Which is not to say that I do not treasure those of my readers who care, and who understand, and who are willing to work at reading a book that I've worked at writing. I treasure them immensely. But it's easy to begin to hate the fact that your art is constrained by the predjudices and ignorance of a greater mass of humanity upon whom you are, in fact, dependant for your livelihood. I have to write for all those people, too, not just for intelligent, patient, tolerant readers, or I have to accept static sales figures and agents and editors who will gradually lose interest in what I am doing. The last two books, Low Red Moon and Murder of Angels, I've been walking a razorwire tightrope between these two things - writing solely to satisfy myself and my faithful readers, and trying to fathom the unsecond-guessable minds of the great unwashed in hopes of expanding my readership. Do I continue to struggle to write literate, meaningful dark fiction, because that's what I do, and because all writers should strive at all times to do their best and only their best, and because there's so little of quality dark fiction in the world? Or do I accept that very few people want literate, meaningful dark fiction, and cave in to the whims of the no-brows who have made this Age of Irony what it is, in the faint hope that I'll sell more books if I only write stories that are easier to read. Stories with pretty, simple, flawless, easily loveable people who face the Big Bad Thing, making the world once again safe for soccer moms and leafblowers, all wrapped up with the gaudy pink bow of the cherished Happy Ending?
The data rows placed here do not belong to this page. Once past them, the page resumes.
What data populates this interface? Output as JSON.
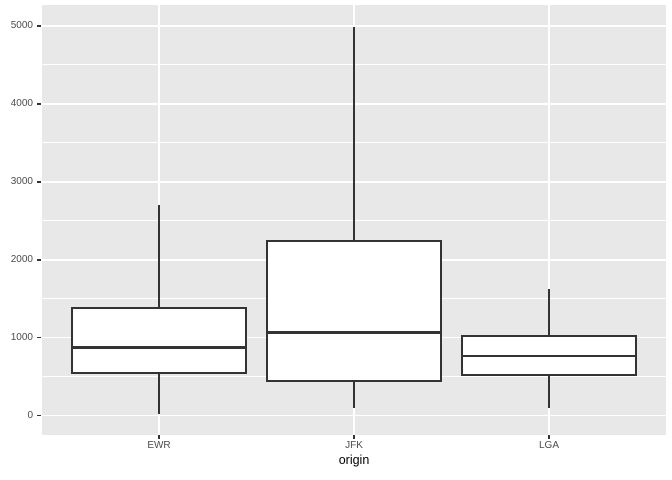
{
  "chart_data": {
    "type": "boxplot",
    "title": "",
    "xlabel": "origin",
    "ylabel": "",
    "categories": [
      "EWR",
      "JFK",
      "LGA"
    ],
    "series": [
      {
        "name": "EWR",
        "whisker_low": 17,
        "q1": 529,
        "median": 872,
        "q3": 1400,
        "whisker_high": 2704
      },
      {
        "name": "JFK",
        "whisker_low": 94,
        "q1": 430,
        "median": 1069,
        "q3": 2248,
        "whisker_high": 4983
      },
      {
        "name": "LGA",
        "whisker_low": 96,
        "q1": 502,
        "median": 762,
        "q3": 1031,
        "whisker_high": 1620
      }
    ],
    "ylim": [
      0,
      5000
    ],
    "yticks": [
      0,
      1000,
      2000,
      3000,
      4000,
      5000
    ],
    "ytick_labels": [
      "0",
      "1000",
      "2000",
      "3000",
      "4000",
      "5000"
    ],
    "yticks_minor": [
      500,
      1500,
      2500,
      3500,
      4500
    ],
    "ylim_expanded": [
      -249,
      5270
    ],
    "xlim_expanded": [
      0.4,
      3.6
    ],
    "box_width": 0.9,
    "grid": true,
    "legend": false,
    "outliers_shown": false,
    "colors": {
      "figure_background": "#FFFFFF",
      "panel_background": "#E8E8E8",
      "gridline": "#FFFFFF",
      "box_stroke": "#333333",
      "box_fill": "#FFFFFF",
      "axis_text": "#4D4D4D",
      "axis_title": "#000000",
      "tick_mark": "#333333"
    }
  }
}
And that, in a way, leads me to the second, very much related thing, which I will only touch on briefly as I went on at such length about the first thing.
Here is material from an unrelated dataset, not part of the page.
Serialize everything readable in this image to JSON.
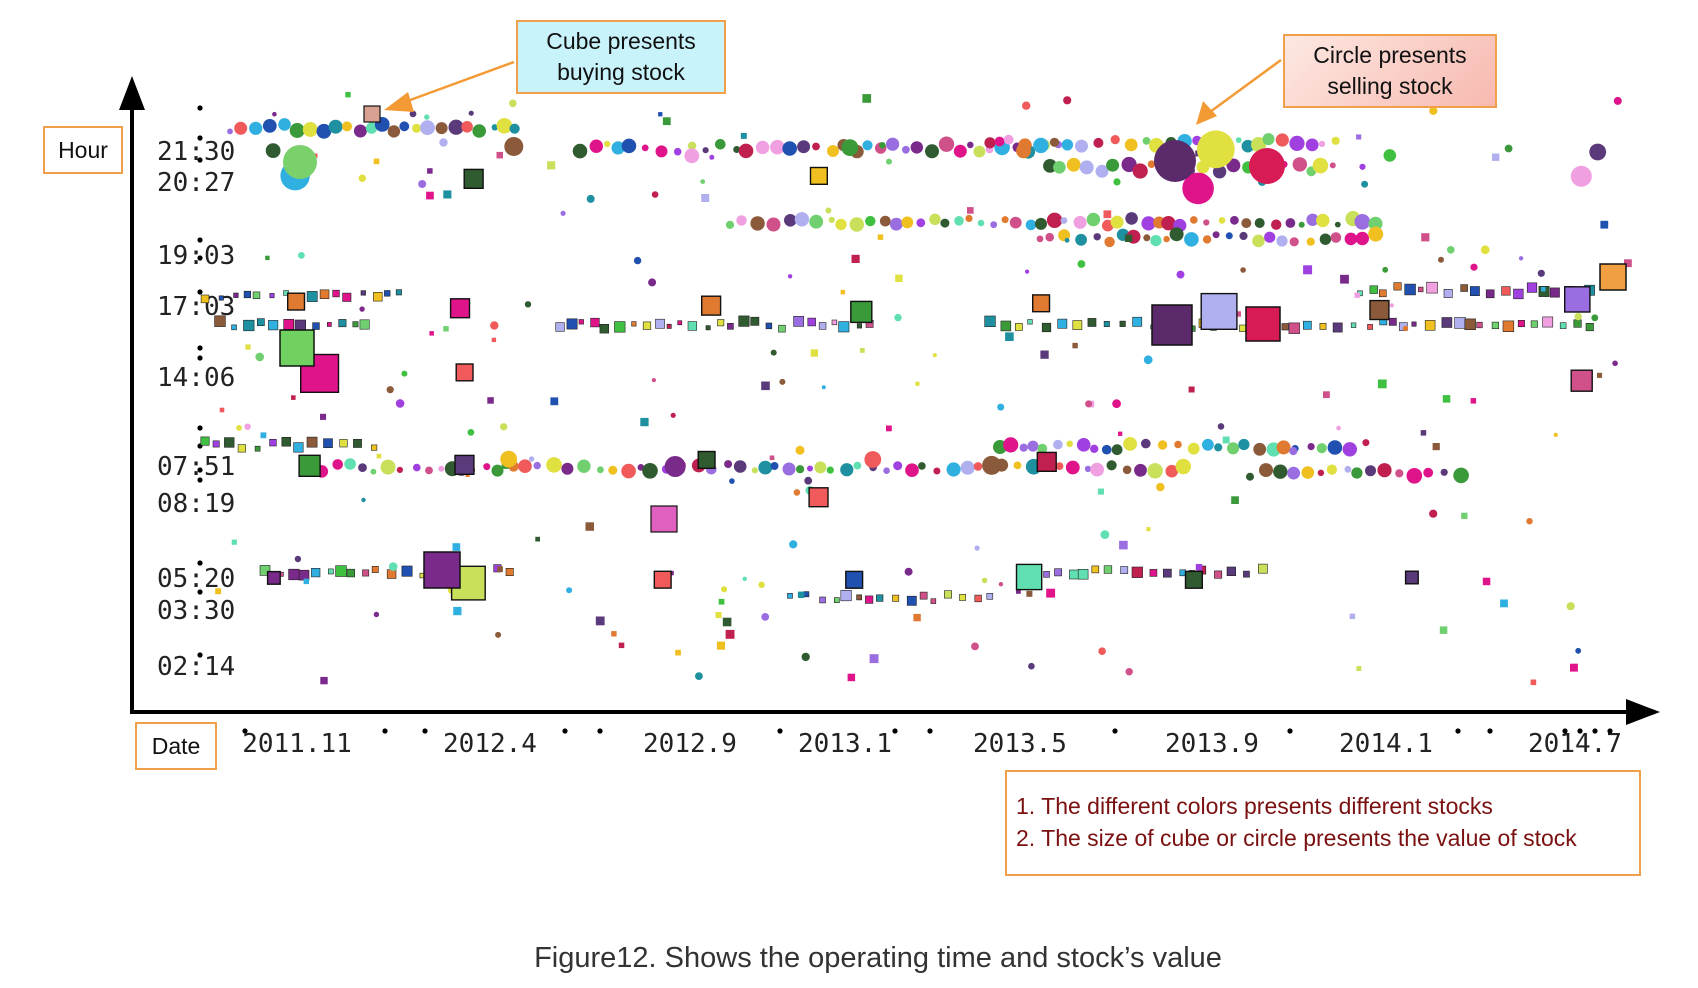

At dinner the other night, a well-meaning friend made a comment, the upshot of which is that, as a moderately successful writer, one who supports herself solely by her wrtiting, I have a very easy life. I think Poppy sort of touched on this in a recent livejournal entry, actually. Here's the thing. It really is a pretty goddamned good life, once I get past the constant, gnawing doubt, the coldsweats that come any time I allow myself to consider how precarious my situation is, the unstable bank accounts, the absence of health care or any realistic hope of retirement, the mess that eleven years of constant typing has made of my wrists, the depression that keeps me on pills that only make me ill in other ways, the almost constant isolation that comes with working alone, the unhealthy habits I develop to try to make it all a little easier, the publishers who don't pay me for months after they're supposed to, the whims of editors, the dull-witted, illiterate, wanna-be copyeditors who mutilate my work, the anonymous (and not so anonymous) internet cranks who aren't simply happy attacking my work but who find it necessary to also engage in ad hominem slander, the deadlines, the anxiety that comes from the unending necessity of disgorging ideas that are fresh and original and exciting and something I can actually write, and so on and on and on and on.
If you can get past all that, yes, it's easy as falling off a log.